At the Gazette, management now has the option of voluntarily recognizing the newsroom union or letting staff take a formal vote on organizing in an election overseen by the National Labor Relations Board. Following the successful formation of a union, Gazette staff and Lee managers would enter collective bargaining negotiations.
A letter to Worstell requesting the company voluntarily recognize the union was signed by 19 Gazette staff members: Phoebe Tollefson, Robert Rogers, Victor Flores, Juliana Sukut, Brett French, Tom Lutey, Charity Dewing, Mike Clark, Casey Page, Mike Kordenbrock, Matt Hoffman, Mike Scherting, Anna Paige, Tim Stover, Bill Bighaus, Mari Hall, Rachelle Lacy, James Goossen and Greg Rachac.
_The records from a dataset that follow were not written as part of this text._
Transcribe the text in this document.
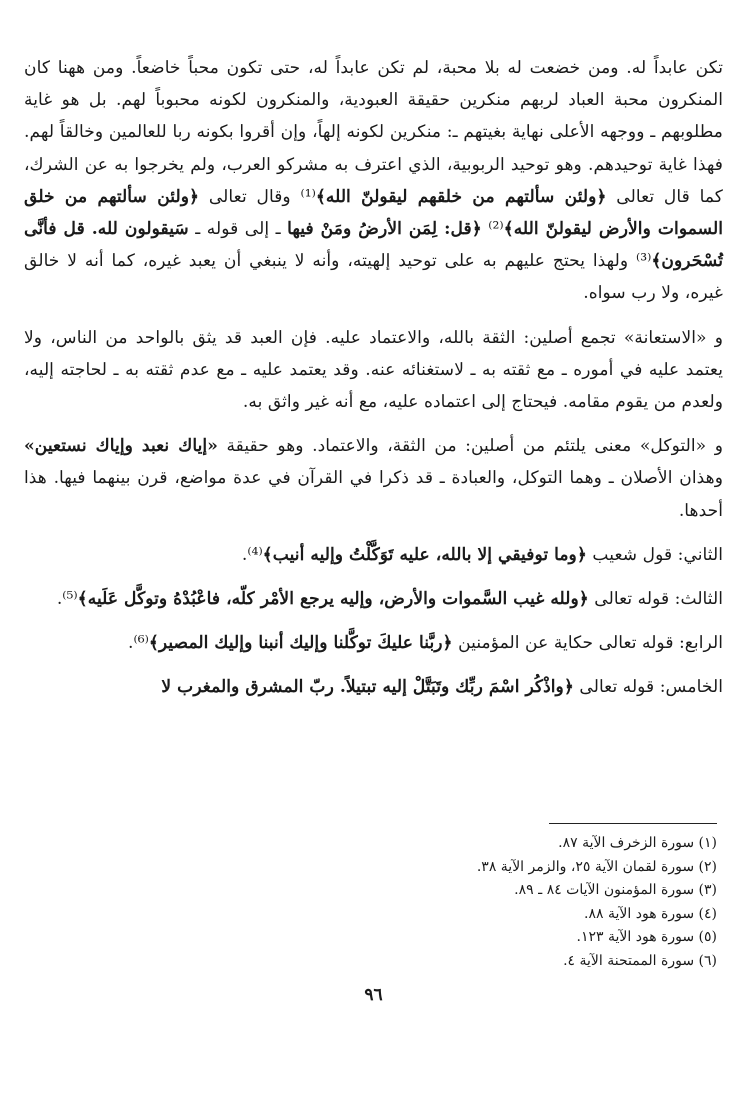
تكن عابداً له. ومن خضعت له بلا محبة، لم تكن عابداً له، حتى تكون محباً خاضعاً. ومن ههنا كان المنكرون محبة العباد لربهم منكرين حقيقة العبودية، والمنكرون لكونه محبوباً لهم. بل هو غاية مطلوبهم ـ ووجهه الأعلى نهاية بغيتهم ـ: منكرين لكونه إلهاً، وإن أقروا بكونه ربا للعالمين وخالقاً لهم. فهذا غاية توحيدهم. وهو توحيد الربوبية، الذي اعترف به مشركو العرب، ولم يخرجوا به عن الشرك، كما قال تعالى ﴿ولئن سألتهم من خلقهم ليقولنّ الله﴾⁽¹⁾ وقال تعالى ﴿ولئن سألتهم من خلق السموات والأرض ليقولنّ الله﴾⁽²⁾ ﴿قل: لِمَن الأرضُ ومَنْ فيها ـ إلى قوله ـ سَيقولون لله. قل فأنَّى تُسْحَرون﴾⁽³⁾ ولهذا يحتج عليهم به على توحيد إلهيته، وأنه لا ينبغي أن يعبد غيره، كما أنه لا خالق غيره، ولا رب سواه.

و «الاستعانة» تجمع أصلين: الثقة بالله، والاعتماد عليه. فإن العبد قد يثق بالواحد من الناس، ولا يعتمد عليه في أموره ـ مع ثقته به ـ لاستغنائه عنه. وقد يعتمد عليه ـ مع عدم ثقته به ـ لحاجته إليه، ولعدم من يقوم مقامه. فيحتاج إلى اعتماده عليه، مع أنه غير واثق به.

و «التوكل» معنى يلتئم من أصلين: من الثقة، والاعتماد. وهو حقيقة «إياك نعبد وإياك نستعين» وهذان الأصلان ـ وهما التوكل، والعبادة ـ قد ذكرا في القرآن في عدة مواضع، قرن بينهما فيها. هذا أحدها.

الثاني: قول شعيب ﴿وما توفيقي إلا بالله، عليه تَوَكَّلْتُ وإليه أنيب﴾⁽⁴⁾.

الثالث: قوله تعالى ﴿ولله غيب السَّموات والأرض، وإليه يرجع الأمْر كلّه، فاعْبُدْهُ وتوكَّل عَلَيه﴾⁽⁵⁾.

الرابع: قوله تعالى حكاية عن المؤمنين ﴿ربَّنا عليكَ توكَّلنا وإليك أنبنا وإليك المصير﴾⁽⁶⁾.

الخامس: قوله تعالى ﴿واذْكُر اسْمَ ربِّك وتَبَتَّلْ إليه تبتيلاً. ربّ المشرق والمغرب لا

(١) سورة الزخرف الآية ٨٧.
(٢) سورة لقمان الآية ٢٥، والزمر الآية ٣٨.
(٣) سورة المؤمنون الآيات ٨٤ ـ ٨٩.
(٤) سورة هود الآية ٨٨.
(٥) سورة هود الآية ١٢٣.
(٦) سورة الممتحنة الآية ٤.
٩٦
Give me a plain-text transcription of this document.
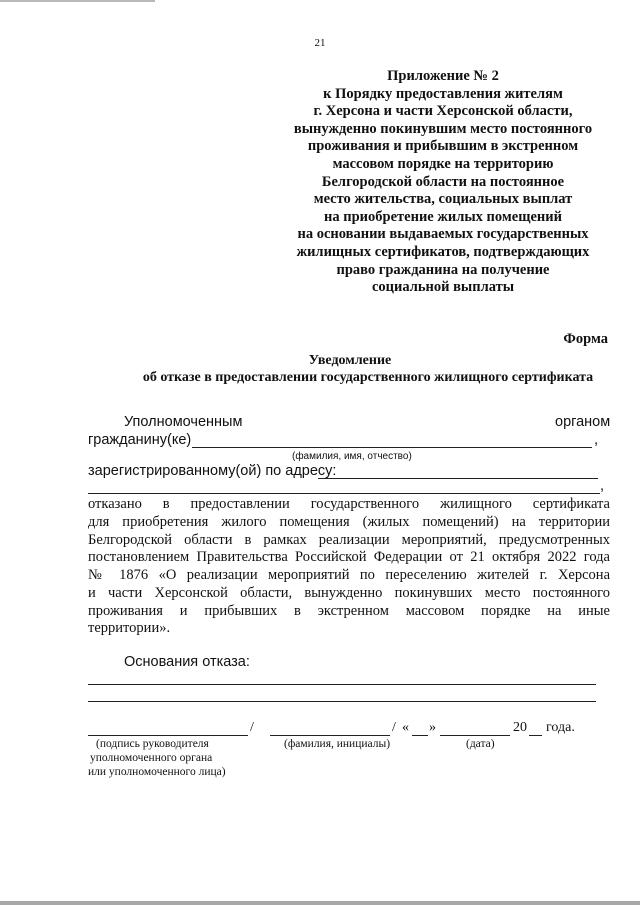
21
Приложение № 2
к Порядку предоставления жителям
г. Херсона и части Херсонской области,
вынужденно покинувшим место постоянного
проживания и прибывшим в экстренном
массовом порядке на территорию
Белгородской области на постоянное
место жительства, социальных выплат
на приобретение жилых помещений
на основании выдаваемых государственных
жилищных сертификатов, подтверждающих
право гражданина на получение
социальной выплаты
Форма
Уведомление
об отказе в предоставлении государственного жилищного сертификата
Уполномоченным	органом
гражданину(ке)	,
(фамилия, имя, отчество)
зарегистрированному(ой) по адресу:
,
отказано в предоставлении государственного жилищного сертификата
для приобретения жилого помещения (жилых помещений) на территории
Белгородской области в рамках реализации мероприятий, предусмотренных
постановлением Правительства Российской Федерации от 21 октября 2022 года
№ 1876 «О реализации мероприятий по переселению жителей г. Херсона
и части Херсонской области, вынужденно покинувших место постоянного
проживания и прибывших в экстренном массовом порядке на иные
территории».
Основания отказа:
/	/ « »	20 года.
(подпись руководителя
уполномоченного органа
или уполномоченного лица)
(фамилия, инициалы)	(дата)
A staff directory on the Gazette website lists 24 newsroom, sports and photography staff, including several mid-level editors who could be classified as non-union management positions.
Newspapers including the Gazette and other Montana publications have endured years of newsroom cuts as they lose advertising revenue to internet platforms like Craigslist, Google and Facebook. Those economic struggles have been compounded in recent months by the COVID-19 pandemic, which has further decimated advertising revenues and triggered staff furloughs at every large paper in the state.
In their release, the Gazette staff write that the paper’s newsroom staff count has been halved in the past 20 years, and that page design being shifted to “an understaffed out-of-state central” facility. They also cite the elimination of in-house bookkeeping staff and the February layoffs of the paper’s longtime editorial page writer and chief editor, which means the Gazette newsroom now reports to a regional editor based in Butte.
“The Gazette’s large building that dominates the corner of Fourth Avenue and 27th Street now stands more than half empty,” staffers write.
The announcement comes amid a wave of unionization efforts at newspapers in states surrounding Montana. Staff at the Lee-owned Casper Star-Tribune in Wyoming, for example, unionized in early 2018. The resulting Casper News Guild has said it’s been able to negotiate a contract with modest raises and negotiate the terms of furloughs made necessary by the COVID-19 pandemic.
Elsewhere in the region, staff at the Wyoming Tribune Eagle in Cheyenne voted to unionize in March, and staff at the Idaho Statesman in Boise voted to unionize in April. The Tribune is owned by Adams Publishing Group, which also owns the Bozeman Daily Chronicle.
Gazette staffers said Thursday that they don’t see unionizing as a silver bullet for the paper’s economic woes, but do hope that legal protections for organized labor will give them a chance to be involved as their managers weigh tough business decisions.
“We’re not expecting to eliminate every bad thing that’s coming down the pike,” said Victor Flores, a sports reporter. “We know that’s the reality of the business.”
In his year and a half with the Gazette, Flores said, he’s already sat through three staff meetings announcing layoffs.
“We really just want a bit more protection,” he said.
Disclosure: Montana’s newspaper industry is a small world. MTFP editor Brad Tyer was the editor of the Missoula Independent at the time of its union push and closure. As a management employee, he wasn’t included in the bargaining unit.